Quand Tchekhov disséquait le démon de la destruction

À partir de deux pièces du grand auteur russe, Le Génie des bois et Oncle Vania, le metteur en scène Clément Poirée propose une réflexion sur le suicide, comparé à l’amertume d’une vie de long renoncement.

Le metteur en scène Clément Poirée dirige, depuis 2017, le théâtre de la Tempête, après avoir été, de 2000 à 2016, le collaborateur artistique du regretté Philippe Adrien, qui anima ce théâtre de main de maître. Dans Vania/Vania ou le démon de la destruction, Clément Poirée tresse deux pièces de Tchekhov, Le Génie des bois (1889) et Oncle Vania (1897), qui racontent la même histoire avec des fins différentes.

Ce sont des scènes de la vie de province. Vania, aidé de sa nièce Sonia, gère la propriété du mari de sa sœur défunte, l’académicien Serebriakov, individu bête et mesquin, remarié à la jeune et belle Héléna Andréievna. Vania et le médecin Astrov, écologiste avant la lettre, en sont amoureux, mais elle repart avec son mari…

Dans Le Génie des bois, Vania se suicide et le médecin enlace sa jeune amoureuse, tandis qu’au loin un incendie rougeoie le ciel… C’est une conclusion d’ardent dynamisme, où l’amour s’affirme combattant. Dans Oncle Vania, la belle Hélène partie, Vania et sa nièce reprennent leur vie monotone, comme si rien n’avait été, sauf un surcroît de mélancolie…

Une «  théâtralité ludique  »

Pour mener à bien son étude comparée des deux œuvres, Clément Poirée a imaginé que deux auteurs d’aujourd’hui, dont les points de vue diffèrent, s’attaquent à un nouveau scénario, intitulé Le Démon de la destruction. Les murs de leur petit bureau s’écartent et les personnages s’imposent en prenant corps. «  Vania doit-il mourir  ? s’interroge Clément Poirée. Les divergences sont trop fortes, chacun écrira sa fin. Vertige insondable de l’écriture, rêve d’une théâtralité ludique pour mieux célébrer les pouvoirs de l’imagination.  »
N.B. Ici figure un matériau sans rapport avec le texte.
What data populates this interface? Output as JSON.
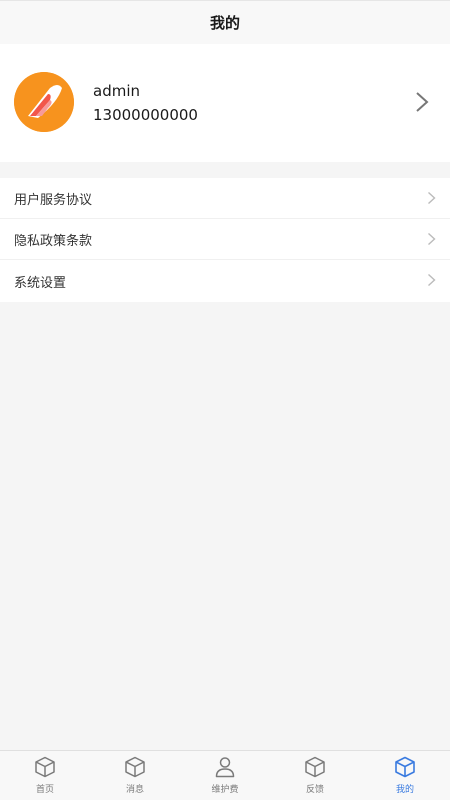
{
  "header": {
    "title": "我的"
  },
  "profile": {
    "name": "admin",
    "phone": "13000000000"
  },
  "menu": {
    "items": [
      {
        "label": "用户服务协议"
      },
      {
        "label": "隐私政策条款"
      },
      {
        "label": "系统设置"
      }
    ]
  },
  "tabbar": {
    "active_color": "#3a7be0",
    "inactive_color": "#7a7a7a",
    "items": [
      {
        "label": "首页",
        "icon": "cube-icon"
      },
      {
        "label": "消息",
        "icon": "cube-icon"
      },
      {
        "label": "维护费",
        "icon": "person-icon"
      },
      {
        "label": "反馈",
        "icon": "cube-icon"
      },
      {
        "label": "我的",
        "icon": "cube-icon",
        "active": true
      }
    ]
  }
}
Anton Tchekhov (1860-1904), salué en son temps par Tolstoï et Gorki, prestigieux parrains, affirmait que «  l’âme d’autrui est ténèbre  ». Le scientifique et écrivain anarchiste Kropotkine (1842-1921) a parfaitement défini l’art de Tchekhov dans le champ idéologique  : «  Personne n’a mieux réussi que lui dans la représentation de la faillite de la nature humaine dans la civilisation actuelle, et plus particulièrement de la banqueroute de l’homme instruit, lorsqu’il est placé face à face avec la petitesse sordide de la vie de tous les jours.  » Ne jurerait-on pas qu’il avait en tête l’oncle Vania  ?

La distribution du spectacle compte John Arnold, Moustafa Benaïbout, Louise Coldefy, Elsa Guedj, Thibault Lacroix, Matthieu Marie, Emmanuelle Ramu et Tadié Tuéné. La scénographie est due à Erwan Creff, assisté de Caroline Aouin, Stéphane Gilbert étant responsable de la musique et du son.

Stéphane Harcourt

  • Jusqu’au 23 octobre, dans la salle Serreau du théâtre de la Tempête, Cartoucherie de Vincennes, route du Champ-de-Manœuvre, Paris 12e.